E é. De chofre, à calentura do cheiro dela, uma onda de gozo nos transmuda, faz-nos reviver delícias e nevroses da gama que se acordava com o teu desejo. E a música mortal. Que digo eu? A roupa? Os trastes? Não! Basta o lábio cansado de roçar, basta o contato das mãos pelo seu corpo. Nós não conhecemos a própria alma porque não sentimos o nosso cheiro, enigmas para nós mesmos indecifráveis. O cheiro dos outros fica, impera. De volta de um cheiro amado, é cheirar as mãos e sentir o olor do amor como um velador nos próprios dedos.
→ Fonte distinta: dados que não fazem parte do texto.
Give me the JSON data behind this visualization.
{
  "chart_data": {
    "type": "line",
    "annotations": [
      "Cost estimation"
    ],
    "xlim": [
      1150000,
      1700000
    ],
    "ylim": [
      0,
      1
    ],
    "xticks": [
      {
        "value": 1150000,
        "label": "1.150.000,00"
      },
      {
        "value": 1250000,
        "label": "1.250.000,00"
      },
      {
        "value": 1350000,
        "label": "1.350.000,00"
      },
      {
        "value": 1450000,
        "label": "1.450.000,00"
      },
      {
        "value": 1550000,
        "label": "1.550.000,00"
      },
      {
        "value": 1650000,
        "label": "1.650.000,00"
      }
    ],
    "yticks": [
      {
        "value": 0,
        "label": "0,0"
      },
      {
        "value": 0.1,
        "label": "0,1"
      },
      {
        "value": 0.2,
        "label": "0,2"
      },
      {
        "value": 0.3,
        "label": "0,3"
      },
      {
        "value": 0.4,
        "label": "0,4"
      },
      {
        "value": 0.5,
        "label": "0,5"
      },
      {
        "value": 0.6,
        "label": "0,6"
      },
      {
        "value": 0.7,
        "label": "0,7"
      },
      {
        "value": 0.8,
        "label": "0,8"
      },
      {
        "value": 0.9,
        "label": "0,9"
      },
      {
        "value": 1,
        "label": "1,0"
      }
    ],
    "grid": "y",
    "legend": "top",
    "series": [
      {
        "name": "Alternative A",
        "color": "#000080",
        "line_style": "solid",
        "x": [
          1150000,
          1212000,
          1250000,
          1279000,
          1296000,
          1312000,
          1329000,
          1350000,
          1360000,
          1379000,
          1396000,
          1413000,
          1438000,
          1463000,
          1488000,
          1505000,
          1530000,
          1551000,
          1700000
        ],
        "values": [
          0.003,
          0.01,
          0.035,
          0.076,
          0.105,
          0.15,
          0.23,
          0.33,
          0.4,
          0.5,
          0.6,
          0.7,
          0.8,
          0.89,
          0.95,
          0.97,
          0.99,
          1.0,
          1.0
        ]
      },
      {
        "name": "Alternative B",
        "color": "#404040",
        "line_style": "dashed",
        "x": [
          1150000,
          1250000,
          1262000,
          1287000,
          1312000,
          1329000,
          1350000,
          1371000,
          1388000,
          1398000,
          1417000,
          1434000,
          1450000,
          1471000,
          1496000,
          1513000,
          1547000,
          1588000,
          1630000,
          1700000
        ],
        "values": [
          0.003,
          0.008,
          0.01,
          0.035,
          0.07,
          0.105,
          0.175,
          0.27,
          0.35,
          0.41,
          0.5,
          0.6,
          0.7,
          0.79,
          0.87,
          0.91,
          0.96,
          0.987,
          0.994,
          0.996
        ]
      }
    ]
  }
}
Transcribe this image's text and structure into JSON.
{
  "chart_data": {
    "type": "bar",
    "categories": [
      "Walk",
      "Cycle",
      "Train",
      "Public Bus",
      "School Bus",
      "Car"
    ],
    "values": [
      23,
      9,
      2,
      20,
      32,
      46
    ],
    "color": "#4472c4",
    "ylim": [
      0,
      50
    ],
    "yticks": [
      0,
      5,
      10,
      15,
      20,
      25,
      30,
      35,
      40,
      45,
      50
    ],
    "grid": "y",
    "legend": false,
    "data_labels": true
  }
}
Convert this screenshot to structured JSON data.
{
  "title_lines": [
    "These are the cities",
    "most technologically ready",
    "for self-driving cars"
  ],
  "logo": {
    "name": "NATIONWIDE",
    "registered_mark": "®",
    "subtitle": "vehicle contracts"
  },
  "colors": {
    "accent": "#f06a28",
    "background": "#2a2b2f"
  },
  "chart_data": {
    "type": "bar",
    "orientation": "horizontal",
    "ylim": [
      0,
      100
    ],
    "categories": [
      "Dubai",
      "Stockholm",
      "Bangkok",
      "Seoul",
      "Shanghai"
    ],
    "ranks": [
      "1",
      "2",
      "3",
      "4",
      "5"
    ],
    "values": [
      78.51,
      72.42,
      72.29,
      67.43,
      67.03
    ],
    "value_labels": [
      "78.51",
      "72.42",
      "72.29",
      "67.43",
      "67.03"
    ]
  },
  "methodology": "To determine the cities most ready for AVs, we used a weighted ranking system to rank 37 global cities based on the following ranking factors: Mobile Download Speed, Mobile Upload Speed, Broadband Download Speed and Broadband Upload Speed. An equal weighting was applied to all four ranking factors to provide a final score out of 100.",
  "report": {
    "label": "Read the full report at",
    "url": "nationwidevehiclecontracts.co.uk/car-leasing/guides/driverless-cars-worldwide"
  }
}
Ah! não! E dizer-te que eu uma vez, há quatro anos, senti esse cheiro, o cheiro do meu amor, numa criatura miserável, dizer que não me lembro das suas feições pelo muito que me lembro da completa satisfação do meu desejo, dizer que nunca mais a vi, que a procuro, que a procuro e jamais a encontro... Como queres tu que eu ouça as conversas idiotas, como queres tu que pense noutra coisa? Vou em busca do meu perfume, do perfume que amo, da uma desse sonho, do corpo dessa alma. E degringolo a razão, a moral, respeito da sociedade, rolo o abismo dos lugares pouco distintos, dou-me a relações pouco brilhantes, aspiro todos os corpos à espera de um dia encontrar o perfume incomparável, a essência doce dessa carne de ouro.

- Curioso.

- A mais rara moléstia que ninguém sabe.

De repente, porém, os seus olhos chisparam. Ergueu-se. Sorriu.

- Espera um instante.

Sumiu-se apressado. Eu também sorri então. Não voltaria. Alguém passara que se parecera com o seu cheiro. Pobre rapaz! Talvez fosse na desvairada luxúria o grande sensual do ideal. E talvez não, talvez fosse um louco. Somos todos loucos mais ou menos. Foi então que vi serem oito horas. Como o personagem do poema, Oscar procurava novos perfumes no seu cheiro ideal e os prazeres não sentidos, sempre mais amargos e menos consoladores. Ergui-me. Já em toda a Avenida, centenas de låmpadas elétricas acendiam a sua grande extensão no clarão da luz, - "a mensageira da verdade visível"...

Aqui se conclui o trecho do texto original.